Andy Palumbo said she and her husband, Jim, have lived in their Kenwood home for 20 years now.

"We bought a house in a quiet residential neighborhood, never imagining it would turn into something else," she said.

City staff had proposed to rezone the "R-1" single-family residential area the Palumbos call home to a "mixed use-neighborhood" designation, potentially opening the door to commercial development and higher-density housing, such as apartment buildings.

At Thursday's meeting, city staff announced that they've stepped back the proposed zoning for "Area A," where the Palumbos live, to "R-2," allowing multi-family residential development such as apartment buildings, but less in the way of other commercial properties.

Adam Fulton, manager of Duluth's community planning division, said the plan was revised in light of residents' concerns.

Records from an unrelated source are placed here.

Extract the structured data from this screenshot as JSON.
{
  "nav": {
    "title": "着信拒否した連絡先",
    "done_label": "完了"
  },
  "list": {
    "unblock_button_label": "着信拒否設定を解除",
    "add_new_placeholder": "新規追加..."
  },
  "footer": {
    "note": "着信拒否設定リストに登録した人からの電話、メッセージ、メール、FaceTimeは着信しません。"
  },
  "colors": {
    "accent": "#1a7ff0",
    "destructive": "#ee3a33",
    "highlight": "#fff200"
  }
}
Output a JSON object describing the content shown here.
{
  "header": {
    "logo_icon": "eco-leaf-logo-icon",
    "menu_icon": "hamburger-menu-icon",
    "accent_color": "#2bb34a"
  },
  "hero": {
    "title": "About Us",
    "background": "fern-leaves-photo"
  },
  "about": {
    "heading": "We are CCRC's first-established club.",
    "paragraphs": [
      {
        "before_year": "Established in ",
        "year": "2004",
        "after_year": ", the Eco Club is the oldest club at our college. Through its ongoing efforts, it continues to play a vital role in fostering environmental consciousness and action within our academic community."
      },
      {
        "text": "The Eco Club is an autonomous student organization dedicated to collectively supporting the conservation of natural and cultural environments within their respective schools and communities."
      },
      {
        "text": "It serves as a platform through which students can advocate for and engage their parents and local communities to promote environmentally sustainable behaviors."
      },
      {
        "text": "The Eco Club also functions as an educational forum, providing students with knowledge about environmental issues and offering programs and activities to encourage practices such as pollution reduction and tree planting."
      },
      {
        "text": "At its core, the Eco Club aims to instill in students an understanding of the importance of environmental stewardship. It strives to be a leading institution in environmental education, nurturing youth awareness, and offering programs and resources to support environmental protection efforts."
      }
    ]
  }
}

"What we heard was a lot of concern about protecting the neighborhood and a lot of concern that MU-N (mixed use-neighborhood) wasn't the right fit for this location," he said. "We heard MU-N was too intense."

Fulton said the city also could require that future projects proposed in the neighborhood undergo a planned development process, where the city could mandate transition zones and buffers between high- and low-density areas.

Zandra Zwiebel, a member of the planning commission, said the proposed Kenwood zoning changes aren't being prompted by any pending or imminent project.

"There's not anybody knocking down the door, saying that we want to do any development," she said. But Zwiebel said the zoning change would bring the area in line with city's 2006 comprehensive land use plan, which is intended to guide long-term development in Duluth.

Duluth City Councilor Joel Sipress suggested the city take a step back.

"The future land use map is not written in stone. Maybe the future land use map itself needs to be rethought, because we have a fully built-up, stable, single-family home neighborhood, and a lot of the homes in that neighborhood are on the more affordable end of the price spectrum. That's something we need in Duluth," he said.

A memo from the city planning department said home values in the area generally range between $130,000 and $170,000.

Dave Thoreson lives on Warren Avenue and said he and his neighbors have invested thousands of dollars in their homes to create a vibrant and attractive community.

"That is a beautiful area, and I have no idea why we're even talking about the possibility of dislocating people from their homes for another apartment building." he said.

"Why are you planning to potentially take out homeowners who worked really hard, paid their taxes and don't want to be kicked out of that area?" Thoreson asked.

Fulton said the Kenwood area is one of 12 core investment areas that have been designated across the city.

"We need to achieve a certain level of density to be successful, and as I have said: That is not a simple thing," he said

As for the zoning changes, Fulton said: "This just creates more options."

But Andy Calumbo suggested the proposed rezoning disrespects the investments people have made in their homes.

"You're telling our neighborhood that our established homes are not as important as the new high-density housing you may be building, our families are not as important as the people you hope to attract to move into these buildings, and the lives we live and where we have chosen to live them are irrelevant," she said.

For now, the proposed zoning changes remain tabled by members of the Duluth Planning Commission. When, and if they act, their recommendations will be sent to the Duluth City Council, which will make the final decision about how the area should be zoned.